En 2018, un amendement met en place un socle législatif permettant la création de villes pilotes à Busan et Sejong. Des « zones de promotion pour la croissance innovantes », destinées aux startups, sont décrétées. La loi est adaptée pour les expérimentations en matière de drones et de véhicules autonomes. En 2019, un nouvel amendement permet de soutenir de nouveaux secteurs comme les énergies renouvelables et les véhicules partagés (type SOCAR).

Cette « loi smart city » prévoit, entre autres, des provisions pour la protection de la vie privée et des mesures de soutien à l’industrie via des prêts et des subventions. Elle vise à intégrer les TIC dans les constructions urbaines et à faciliter le partage des données (rendues anonymes), afin de faciliter l’émergence d’applications et de services venus du secteur privé.

Au niveau local, les autorités se montrent aussi très actives. La smart city de Songdo/Yeongjong/Cheongna cherche ainsi à attirer davantage de startups et de PMEs, « pour qu’elles puissent tester directement de nouveaux services », explique à Corée Affaires Kim Jong-won, représentant de la division Smart City de la Incheon Free Economic Zone (IFEZ). Kim Jong-won reconnaît les « limitations » du précédent modèle, basé essentiellement sur le secteur public. « Nous avons prévu de construire à Songdo un incubateur de startups. Nous voulons un espace où les startups passionnées et des fonds de capital-risque puissent se rassembler, à l’image du modèle de la Station F en France. »

« Nous avons aussi prévu de partager de nombreuses données (vidéos, capteurs divers) récoltées dans la ville », ajoute Kim Jong-won, qui veut offrir des « opportunités de coopération » aux entreprises françaises innovantes. Songdo entend enfin améliorer la participation des habitants via des « sondages et des réunions publiques » et via l’ouverture de canaux de communication sur les réseaux sociaux.

La capitale, Séoul, cherche elle aussi à mieux impliquer ses citoyens dans la mise en place d’initiatives urbaines connectées et a instauré divers canaux dans ce but, comme les comités baptisés « Smart citizen community projects ». Elle reçoit en moyenne 240 suggestions par jour. Le maire, Park Won-soon, se présente en fervent défenseur de ces technologies : dans son bureau, un mur entier est occupé par un immense écran tactile qui lui donne en temps réel, d’un clic, l’état du trafic dans la ville, ou encore les images des caméras publiques de surveillance.

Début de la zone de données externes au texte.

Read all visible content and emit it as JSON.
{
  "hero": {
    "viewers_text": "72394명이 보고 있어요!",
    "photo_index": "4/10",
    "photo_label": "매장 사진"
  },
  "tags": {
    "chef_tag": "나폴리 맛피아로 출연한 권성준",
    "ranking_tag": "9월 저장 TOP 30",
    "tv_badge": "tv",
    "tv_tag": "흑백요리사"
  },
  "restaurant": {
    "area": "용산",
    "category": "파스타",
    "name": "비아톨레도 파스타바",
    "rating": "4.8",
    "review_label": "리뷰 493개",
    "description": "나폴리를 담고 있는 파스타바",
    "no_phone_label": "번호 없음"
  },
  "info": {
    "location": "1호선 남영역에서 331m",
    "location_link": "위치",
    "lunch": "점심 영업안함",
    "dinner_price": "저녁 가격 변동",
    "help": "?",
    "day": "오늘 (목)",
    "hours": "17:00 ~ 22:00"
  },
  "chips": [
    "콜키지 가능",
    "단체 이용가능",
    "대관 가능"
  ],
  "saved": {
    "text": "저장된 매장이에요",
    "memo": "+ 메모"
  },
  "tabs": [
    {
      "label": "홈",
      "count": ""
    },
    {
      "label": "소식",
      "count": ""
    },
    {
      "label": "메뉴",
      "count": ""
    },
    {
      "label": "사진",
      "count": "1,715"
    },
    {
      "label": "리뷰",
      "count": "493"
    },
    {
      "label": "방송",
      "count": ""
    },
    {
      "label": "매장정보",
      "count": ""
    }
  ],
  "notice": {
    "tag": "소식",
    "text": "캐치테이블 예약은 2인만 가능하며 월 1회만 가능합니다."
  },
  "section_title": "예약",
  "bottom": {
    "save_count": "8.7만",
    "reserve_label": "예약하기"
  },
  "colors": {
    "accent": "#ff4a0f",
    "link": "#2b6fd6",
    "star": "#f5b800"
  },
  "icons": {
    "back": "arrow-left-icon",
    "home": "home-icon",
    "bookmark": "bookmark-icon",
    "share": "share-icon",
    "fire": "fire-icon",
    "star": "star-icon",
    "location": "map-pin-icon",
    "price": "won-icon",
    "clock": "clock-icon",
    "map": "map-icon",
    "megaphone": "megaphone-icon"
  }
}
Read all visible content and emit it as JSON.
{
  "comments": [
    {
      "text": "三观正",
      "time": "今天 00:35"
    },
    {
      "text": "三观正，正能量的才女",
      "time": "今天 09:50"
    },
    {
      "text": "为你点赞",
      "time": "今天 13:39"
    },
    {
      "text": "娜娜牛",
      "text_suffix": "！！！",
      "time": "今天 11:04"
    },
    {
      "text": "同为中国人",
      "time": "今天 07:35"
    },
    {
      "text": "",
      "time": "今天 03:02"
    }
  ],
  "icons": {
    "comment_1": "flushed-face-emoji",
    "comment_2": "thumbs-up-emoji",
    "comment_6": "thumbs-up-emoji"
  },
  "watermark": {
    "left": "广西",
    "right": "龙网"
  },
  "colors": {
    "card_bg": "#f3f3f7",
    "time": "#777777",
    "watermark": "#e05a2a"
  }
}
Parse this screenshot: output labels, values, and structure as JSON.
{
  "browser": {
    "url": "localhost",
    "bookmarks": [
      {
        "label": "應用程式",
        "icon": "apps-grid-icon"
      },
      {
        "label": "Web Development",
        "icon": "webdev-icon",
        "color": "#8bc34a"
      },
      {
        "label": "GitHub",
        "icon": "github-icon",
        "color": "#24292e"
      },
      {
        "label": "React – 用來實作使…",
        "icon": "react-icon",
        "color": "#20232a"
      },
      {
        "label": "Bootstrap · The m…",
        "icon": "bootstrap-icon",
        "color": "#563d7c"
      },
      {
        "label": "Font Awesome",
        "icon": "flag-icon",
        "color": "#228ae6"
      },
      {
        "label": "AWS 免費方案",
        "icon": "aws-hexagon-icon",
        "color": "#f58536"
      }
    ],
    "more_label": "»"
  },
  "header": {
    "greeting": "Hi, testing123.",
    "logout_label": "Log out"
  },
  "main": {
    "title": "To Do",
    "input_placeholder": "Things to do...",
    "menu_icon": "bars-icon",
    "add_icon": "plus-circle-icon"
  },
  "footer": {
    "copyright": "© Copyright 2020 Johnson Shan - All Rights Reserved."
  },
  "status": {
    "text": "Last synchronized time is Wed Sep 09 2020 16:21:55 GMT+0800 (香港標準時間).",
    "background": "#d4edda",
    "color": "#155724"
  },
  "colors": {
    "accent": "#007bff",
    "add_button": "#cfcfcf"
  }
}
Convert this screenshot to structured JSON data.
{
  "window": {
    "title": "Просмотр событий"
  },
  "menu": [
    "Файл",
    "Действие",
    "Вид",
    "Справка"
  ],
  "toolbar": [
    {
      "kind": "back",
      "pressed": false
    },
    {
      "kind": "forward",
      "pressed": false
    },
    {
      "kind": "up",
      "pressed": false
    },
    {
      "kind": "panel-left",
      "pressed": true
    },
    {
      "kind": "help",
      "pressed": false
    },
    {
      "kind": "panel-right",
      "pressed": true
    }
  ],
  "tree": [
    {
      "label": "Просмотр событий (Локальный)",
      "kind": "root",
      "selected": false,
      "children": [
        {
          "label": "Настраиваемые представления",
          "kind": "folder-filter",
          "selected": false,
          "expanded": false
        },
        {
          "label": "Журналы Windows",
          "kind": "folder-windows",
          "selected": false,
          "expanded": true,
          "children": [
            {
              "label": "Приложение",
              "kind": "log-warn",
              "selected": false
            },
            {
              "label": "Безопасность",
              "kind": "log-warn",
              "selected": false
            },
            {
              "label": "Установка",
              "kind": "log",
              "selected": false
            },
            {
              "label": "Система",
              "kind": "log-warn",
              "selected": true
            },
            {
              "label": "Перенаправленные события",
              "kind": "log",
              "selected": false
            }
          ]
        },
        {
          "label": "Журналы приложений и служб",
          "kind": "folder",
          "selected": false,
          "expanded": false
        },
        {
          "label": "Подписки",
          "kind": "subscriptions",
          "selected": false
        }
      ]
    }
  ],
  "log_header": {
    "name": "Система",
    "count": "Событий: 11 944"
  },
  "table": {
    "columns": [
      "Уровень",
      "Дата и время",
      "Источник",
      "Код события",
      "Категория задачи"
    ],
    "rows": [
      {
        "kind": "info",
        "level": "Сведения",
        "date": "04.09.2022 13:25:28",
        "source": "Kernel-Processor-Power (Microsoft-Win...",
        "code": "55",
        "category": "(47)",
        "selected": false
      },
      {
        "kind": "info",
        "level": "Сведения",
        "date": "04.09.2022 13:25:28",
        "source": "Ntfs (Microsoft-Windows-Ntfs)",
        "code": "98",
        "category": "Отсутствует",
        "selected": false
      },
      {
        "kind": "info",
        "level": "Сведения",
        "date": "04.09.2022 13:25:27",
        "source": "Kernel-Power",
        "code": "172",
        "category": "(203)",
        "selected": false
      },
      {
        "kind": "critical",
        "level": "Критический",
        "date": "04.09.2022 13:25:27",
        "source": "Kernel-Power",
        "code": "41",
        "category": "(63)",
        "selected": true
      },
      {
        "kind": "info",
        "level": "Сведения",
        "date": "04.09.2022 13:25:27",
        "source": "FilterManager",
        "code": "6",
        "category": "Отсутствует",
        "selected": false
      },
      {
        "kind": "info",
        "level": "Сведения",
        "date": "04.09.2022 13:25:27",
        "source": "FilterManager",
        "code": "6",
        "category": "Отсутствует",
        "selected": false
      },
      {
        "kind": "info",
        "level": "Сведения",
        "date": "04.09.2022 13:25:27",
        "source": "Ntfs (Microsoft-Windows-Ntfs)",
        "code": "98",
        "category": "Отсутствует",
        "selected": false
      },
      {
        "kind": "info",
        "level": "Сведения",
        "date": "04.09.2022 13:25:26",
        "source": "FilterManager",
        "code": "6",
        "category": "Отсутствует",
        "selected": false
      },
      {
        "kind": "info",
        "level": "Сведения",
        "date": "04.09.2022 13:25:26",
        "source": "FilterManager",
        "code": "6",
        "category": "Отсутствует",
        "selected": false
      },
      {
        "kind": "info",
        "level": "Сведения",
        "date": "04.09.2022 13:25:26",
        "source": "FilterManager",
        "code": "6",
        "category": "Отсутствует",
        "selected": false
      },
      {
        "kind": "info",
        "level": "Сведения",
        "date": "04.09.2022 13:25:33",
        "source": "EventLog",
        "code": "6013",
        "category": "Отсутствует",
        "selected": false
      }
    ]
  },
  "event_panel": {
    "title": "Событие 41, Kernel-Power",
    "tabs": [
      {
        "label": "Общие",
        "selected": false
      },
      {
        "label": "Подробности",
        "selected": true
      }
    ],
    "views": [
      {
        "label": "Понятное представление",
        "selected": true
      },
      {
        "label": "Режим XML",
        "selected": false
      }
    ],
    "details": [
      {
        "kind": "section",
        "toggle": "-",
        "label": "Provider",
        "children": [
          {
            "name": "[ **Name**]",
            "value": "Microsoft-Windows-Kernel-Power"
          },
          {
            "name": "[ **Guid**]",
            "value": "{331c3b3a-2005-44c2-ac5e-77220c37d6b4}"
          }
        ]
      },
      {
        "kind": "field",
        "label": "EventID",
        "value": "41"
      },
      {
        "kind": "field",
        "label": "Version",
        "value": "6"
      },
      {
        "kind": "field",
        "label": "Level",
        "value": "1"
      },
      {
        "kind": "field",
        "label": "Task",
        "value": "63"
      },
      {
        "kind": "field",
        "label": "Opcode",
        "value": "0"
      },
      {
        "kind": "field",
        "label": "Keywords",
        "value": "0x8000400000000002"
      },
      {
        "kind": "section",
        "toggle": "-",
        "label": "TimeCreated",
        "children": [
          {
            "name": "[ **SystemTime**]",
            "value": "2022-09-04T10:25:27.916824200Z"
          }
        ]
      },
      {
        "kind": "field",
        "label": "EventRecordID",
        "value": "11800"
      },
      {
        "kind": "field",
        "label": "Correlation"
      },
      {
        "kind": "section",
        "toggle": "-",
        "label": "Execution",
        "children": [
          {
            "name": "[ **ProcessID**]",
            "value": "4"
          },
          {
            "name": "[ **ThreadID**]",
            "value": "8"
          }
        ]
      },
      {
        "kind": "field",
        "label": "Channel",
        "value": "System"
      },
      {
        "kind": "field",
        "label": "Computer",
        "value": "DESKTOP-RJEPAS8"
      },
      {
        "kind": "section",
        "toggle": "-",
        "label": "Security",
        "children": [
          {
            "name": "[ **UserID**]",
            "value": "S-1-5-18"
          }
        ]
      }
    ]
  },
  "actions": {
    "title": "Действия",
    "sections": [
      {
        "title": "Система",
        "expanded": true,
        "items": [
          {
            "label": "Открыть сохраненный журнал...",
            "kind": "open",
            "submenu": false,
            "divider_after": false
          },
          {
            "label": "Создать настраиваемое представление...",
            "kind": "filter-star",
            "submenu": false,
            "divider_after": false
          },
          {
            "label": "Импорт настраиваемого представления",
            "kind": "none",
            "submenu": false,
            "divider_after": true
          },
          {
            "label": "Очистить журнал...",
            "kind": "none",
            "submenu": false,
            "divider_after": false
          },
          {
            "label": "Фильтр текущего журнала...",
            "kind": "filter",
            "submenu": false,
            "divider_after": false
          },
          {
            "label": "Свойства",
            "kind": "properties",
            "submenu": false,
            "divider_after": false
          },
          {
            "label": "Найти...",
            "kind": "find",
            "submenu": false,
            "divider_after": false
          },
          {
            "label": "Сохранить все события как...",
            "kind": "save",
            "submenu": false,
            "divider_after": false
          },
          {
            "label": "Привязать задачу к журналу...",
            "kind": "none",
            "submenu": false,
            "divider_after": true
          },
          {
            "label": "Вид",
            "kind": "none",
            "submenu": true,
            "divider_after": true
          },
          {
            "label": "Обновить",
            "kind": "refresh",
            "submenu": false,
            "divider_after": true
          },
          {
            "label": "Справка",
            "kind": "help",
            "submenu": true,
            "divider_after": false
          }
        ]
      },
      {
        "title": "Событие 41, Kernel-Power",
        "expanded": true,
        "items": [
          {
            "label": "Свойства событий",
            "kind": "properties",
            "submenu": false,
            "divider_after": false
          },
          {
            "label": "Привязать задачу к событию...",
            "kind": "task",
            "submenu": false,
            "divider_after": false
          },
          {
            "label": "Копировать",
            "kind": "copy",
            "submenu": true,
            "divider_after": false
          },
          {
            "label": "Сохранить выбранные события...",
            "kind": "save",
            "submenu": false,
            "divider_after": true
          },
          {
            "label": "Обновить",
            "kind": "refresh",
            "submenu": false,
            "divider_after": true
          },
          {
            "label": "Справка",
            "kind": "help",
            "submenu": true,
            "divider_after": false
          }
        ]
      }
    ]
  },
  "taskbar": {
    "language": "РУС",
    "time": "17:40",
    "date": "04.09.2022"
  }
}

D’ici 2022, 50 000 capteurs seront ainsi installés à travers la ville pour collecter des données (trafic, pollution, bruit, etc.) qui seront ensuite partagées avec le secteur privé afin de « créer de nouveaux modèles de business », explique Ko Kyeonghee, directeur de la division smart city de la municipalité. Elle précise que 183 applications utilisant ces données ont déjà vu le jour. Exemples : la mise en place d’un service de bus de nuit aux itinéraires optimisés grâce au « big data », le partage de places individuelles de parking, ou un système de prédiction de la demande en taxis par l’intelligence artificielle. « Séoul est en train d’ouvrir toutes ses infrastructures publiques, telles qu’hôpitaux, routes et stations de métro pour en faire des plateformes d’essai afin que le secteur privé puisse tester ses technologies et ses services innovants ».

Dans le district de Guro a aussi été construit un « smart city center » destiné à soutenir les PME et les startups via des aides financières, des services de consulting et des équipements de construction de prototypes. « N’importe quelle entreprise qui fait des affaires à Séoul, ou qui y a un bureau, peut bénéficier de ce soutien », précise Ko Kyunghee (1). « Les PMEs innovantes françaises peuvent participer aux projets smart city de Séoul. Les entreprises étrangères peuvent aussi bénéficier de fonds de soutien », ajoute-t-elle. Un « smart city funds » d’une valeur de 250 milliards de wons doit ainsi être créé d’ici 2022.